Tandis que le lecteur se demande s'il doit s'écrouler de rire ou si Ferdinand lui-même ne tourne pas au foldingue complet, notre héros nous distrait en parallèle en nous décrivant ses "amours" avec Virginie. Je vous arrête tout de suite : il est sûr que c'est un peu salace mais tout cela est présenté dans un univers de "Pays des Merveilles" complètement distordu et peuplé d'êtres ma foi si bizarres que, quand on y réfléchit, on n'a guère le temps de s'y attarder.
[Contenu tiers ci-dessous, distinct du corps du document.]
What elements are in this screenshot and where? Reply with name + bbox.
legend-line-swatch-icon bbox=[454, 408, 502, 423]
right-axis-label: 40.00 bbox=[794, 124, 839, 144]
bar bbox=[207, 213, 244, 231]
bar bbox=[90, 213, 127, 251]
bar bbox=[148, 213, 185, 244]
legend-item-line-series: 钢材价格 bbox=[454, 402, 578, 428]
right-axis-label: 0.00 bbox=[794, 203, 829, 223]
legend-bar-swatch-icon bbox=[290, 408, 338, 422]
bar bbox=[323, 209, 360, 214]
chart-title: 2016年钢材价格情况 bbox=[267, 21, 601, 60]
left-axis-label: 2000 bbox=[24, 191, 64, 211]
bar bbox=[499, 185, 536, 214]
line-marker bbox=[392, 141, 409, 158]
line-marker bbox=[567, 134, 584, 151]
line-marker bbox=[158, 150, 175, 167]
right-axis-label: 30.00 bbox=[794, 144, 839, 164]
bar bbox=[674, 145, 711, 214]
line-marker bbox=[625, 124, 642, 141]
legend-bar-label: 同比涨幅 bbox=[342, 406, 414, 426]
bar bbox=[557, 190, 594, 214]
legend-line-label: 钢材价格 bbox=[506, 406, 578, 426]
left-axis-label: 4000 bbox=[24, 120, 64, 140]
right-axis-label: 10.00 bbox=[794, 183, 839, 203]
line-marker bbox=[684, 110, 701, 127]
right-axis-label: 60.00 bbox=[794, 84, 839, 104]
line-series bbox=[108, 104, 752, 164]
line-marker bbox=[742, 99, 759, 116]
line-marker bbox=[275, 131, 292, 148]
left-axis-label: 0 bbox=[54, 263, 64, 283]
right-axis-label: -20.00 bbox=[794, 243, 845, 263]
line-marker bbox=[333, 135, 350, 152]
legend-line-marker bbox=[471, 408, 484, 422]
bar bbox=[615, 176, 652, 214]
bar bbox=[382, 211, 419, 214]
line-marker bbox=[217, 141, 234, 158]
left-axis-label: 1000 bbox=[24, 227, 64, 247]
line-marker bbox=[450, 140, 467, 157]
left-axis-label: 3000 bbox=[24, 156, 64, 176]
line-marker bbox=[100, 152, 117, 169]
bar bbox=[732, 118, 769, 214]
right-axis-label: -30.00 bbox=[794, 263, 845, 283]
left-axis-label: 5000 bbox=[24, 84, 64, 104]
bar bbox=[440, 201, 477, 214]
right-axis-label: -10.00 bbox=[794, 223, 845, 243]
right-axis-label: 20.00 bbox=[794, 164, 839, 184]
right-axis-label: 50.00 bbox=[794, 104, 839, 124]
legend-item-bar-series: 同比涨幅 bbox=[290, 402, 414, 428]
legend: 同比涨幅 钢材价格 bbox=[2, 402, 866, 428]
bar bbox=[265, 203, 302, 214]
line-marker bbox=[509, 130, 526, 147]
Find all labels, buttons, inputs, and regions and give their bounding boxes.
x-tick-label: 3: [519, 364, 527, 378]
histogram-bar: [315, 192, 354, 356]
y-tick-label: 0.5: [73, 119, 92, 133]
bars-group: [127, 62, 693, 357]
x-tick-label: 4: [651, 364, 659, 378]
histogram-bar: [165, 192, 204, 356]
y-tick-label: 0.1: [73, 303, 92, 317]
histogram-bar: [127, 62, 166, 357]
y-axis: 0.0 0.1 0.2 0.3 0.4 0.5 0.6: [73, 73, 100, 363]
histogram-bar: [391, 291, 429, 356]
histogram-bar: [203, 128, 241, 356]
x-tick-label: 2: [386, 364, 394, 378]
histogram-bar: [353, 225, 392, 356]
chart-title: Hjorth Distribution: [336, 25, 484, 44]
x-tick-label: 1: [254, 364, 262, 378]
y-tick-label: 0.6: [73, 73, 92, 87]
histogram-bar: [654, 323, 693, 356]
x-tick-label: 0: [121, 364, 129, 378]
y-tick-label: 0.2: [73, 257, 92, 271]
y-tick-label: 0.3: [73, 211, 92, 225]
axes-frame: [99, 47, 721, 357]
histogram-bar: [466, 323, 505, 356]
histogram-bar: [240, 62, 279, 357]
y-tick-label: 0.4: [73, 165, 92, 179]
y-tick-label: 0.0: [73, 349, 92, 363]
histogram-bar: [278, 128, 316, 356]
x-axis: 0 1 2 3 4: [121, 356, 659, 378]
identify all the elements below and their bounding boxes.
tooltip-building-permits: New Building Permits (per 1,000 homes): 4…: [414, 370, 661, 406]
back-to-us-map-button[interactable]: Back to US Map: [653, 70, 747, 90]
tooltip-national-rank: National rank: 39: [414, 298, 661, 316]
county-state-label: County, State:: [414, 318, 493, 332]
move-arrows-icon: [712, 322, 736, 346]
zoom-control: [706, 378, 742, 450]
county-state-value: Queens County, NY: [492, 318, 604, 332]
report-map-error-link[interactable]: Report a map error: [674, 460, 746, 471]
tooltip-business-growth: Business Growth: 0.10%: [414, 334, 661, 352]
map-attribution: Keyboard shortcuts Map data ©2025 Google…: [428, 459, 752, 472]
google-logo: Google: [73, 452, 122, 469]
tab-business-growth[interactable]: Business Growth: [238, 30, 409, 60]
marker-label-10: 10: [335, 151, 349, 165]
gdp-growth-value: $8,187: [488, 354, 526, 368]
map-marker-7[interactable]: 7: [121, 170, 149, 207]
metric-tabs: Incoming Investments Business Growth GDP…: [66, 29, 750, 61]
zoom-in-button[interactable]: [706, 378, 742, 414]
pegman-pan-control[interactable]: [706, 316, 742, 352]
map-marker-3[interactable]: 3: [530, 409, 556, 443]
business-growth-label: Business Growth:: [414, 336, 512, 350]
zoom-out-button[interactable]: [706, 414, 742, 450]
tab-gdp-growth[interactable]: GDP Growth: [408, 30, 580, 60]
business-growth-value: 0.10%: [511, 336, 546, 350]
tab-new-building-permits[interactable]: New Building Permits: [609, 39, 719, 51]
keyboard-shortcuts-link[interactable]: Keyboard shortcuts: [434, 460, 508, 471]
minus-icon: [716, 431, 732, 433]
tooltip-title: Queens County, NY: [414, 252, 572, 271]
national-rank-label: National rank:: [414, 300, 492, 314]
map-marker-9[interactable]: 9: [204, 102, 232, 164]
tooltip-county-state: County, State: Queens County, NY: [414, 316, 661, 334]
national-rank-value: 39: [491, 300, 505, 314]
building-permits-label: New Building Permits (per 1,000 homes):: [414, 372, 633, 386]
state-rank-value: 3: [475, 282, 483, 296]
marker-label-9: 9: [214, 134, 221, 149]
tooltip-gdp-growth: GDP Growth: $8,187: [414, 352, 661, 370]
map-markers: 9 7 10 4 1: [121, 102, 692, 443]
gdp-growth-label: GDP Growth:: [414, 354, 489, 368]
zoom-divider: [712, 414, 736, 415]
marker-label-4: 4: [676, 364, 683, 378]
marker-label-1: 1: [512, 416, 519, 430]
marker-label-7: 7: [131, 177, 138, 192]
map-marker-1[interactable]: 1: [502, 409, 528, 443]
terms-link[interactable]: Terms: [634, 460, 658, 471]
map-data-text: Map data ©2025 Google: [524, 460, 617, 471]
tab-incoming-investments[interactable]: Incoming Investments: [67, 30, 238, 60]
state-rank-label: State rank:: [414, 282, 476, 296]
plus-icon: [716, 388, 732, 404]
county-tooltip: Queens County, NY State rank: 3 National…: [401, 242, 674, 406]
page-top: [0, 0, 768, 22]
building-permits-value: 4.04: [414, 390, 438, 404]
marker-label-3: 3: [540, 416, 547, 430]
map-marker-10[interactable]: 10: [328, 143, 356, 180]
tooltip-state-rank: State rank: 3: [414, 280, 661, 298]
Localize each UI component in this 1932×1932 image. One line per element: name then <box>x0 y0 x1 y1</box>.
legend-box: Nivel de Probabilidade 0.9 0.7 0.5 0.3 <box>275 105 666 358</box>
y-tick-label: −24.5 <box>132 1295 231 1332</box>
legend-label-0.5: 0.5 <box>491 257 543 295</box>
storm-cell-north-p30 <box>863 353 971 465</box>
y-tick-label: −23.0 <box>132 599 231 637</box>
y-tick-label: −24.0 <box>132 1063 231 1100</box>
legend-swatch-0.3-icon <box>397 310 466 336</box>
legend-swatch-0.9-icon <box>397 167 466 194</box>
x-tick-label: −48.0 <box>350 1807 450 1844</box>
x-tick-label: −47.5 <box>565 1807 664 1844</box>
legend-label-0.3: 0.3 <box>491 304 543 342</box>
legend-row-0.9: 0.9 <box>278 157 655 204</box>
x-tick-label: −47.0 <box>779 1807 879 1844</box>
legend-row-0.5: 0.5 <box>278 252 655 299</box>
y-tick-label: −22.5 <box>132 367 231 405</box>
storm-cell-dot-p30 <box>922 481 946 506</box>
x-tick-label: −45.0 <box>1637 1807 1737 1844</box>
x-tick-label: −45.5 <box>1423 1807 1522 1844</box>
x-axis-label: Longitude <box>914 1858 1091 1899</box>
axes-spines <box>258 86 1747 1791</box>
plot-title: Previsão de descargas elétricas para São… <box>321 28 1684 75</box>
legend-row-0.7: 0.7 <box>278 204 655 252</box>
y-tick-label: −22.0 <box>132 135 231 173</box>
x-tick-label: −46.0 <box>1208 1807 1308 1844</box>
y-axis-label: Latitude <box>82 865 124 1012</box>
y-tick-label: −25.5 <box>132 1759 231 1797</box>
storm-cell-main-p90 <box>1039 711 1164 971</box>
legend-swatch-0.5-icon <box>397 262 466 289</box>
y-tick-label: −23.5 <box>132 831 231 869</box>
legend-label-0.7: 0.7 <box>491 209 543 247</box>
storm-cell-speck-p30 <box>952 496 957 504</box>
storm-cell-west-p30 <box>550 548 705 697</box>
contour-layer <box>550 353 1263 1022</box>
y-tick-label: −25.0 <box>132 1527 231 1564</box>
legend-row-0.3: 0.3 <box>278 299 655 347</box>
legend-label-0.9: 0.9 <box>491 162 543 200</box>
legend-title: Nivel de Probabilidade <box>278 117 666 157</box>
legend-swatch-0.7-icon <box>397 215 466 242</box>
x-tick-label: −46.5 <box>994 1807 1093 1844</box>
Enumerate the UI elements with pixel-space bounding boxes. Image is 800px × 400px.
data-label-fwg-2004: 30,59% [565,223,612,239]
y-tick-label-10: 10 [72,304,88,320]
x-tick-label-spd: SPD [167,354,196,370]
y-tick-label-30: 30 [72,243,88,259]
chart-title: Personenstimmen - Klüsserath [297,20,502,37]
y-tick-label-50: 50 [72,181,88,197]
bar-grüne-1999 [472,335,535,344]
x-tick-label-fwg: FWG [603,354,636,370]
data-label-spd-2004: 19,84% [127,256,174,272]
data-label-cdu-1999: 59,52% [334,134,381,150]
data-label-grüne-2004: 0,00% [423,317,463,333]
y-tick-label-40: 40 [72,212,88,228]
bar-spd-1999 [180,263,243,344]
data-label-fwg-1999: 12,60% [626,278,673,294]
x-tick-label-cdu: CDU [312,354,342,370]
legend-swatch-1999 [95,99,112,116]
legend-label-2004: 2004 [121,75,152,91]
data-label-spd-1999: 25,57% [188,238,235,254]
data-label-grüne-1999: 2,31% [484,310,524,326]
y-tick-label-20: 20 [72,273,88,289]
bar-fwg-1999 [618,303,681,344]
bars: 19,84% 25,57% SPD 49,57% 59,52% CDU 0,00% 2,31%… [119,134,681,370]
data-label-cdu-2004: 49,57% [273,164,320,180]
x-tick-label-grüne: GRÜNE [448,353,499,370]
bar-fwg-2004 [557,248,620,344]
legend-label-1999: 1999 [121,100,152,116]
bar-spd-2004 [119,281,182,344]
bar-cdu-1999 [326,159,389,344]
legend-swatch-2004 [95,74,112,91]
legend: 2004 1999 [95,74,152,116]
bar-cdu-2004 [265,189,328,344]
En arrière-plan, toujours la pègre qui poursuit Ferdinand depuis le début et l'incendie où a trouvé la mort un usurier du nom de van Bladen. Des silhouettes qui bougent, rampent, jaillissent, s'effacent, un "Mille-Pattes" que notre Bardamu est pourtant persuadé d'avoir fait choir au bon moment sous une rame du "Tube" londonien. Des endroits louches, brouillards et embrouillaminis mêlés, le "Touit-Touit Club" où un Mille-Pattes ressuscité fait le fou sur les murs et au plafond tout à fait à la manière dont Jeff Goldblum interprète "La Mouche" pour Cronenberg, toute une ribambelle de filles publiques laissées en garde à Cascade (un autre Français et ami en principe de Ferdinand) par leurs "hommes" partis s'engager pour se battre en France, une Bigoudi qui préfère plutôt la motte (c'est le langage de Ferdinand, non le mien), qui tombe raide amoureuse de la petite Virginie dont je ne me rappelle absolument plus ce qu'elle fait là, au "Touit-Touit" (sinon bien s'amuser car la gosse est singulièrement dessalée, vous pouvez m'en croire, à s'imaginer que, entre son "oncle" et elle ...)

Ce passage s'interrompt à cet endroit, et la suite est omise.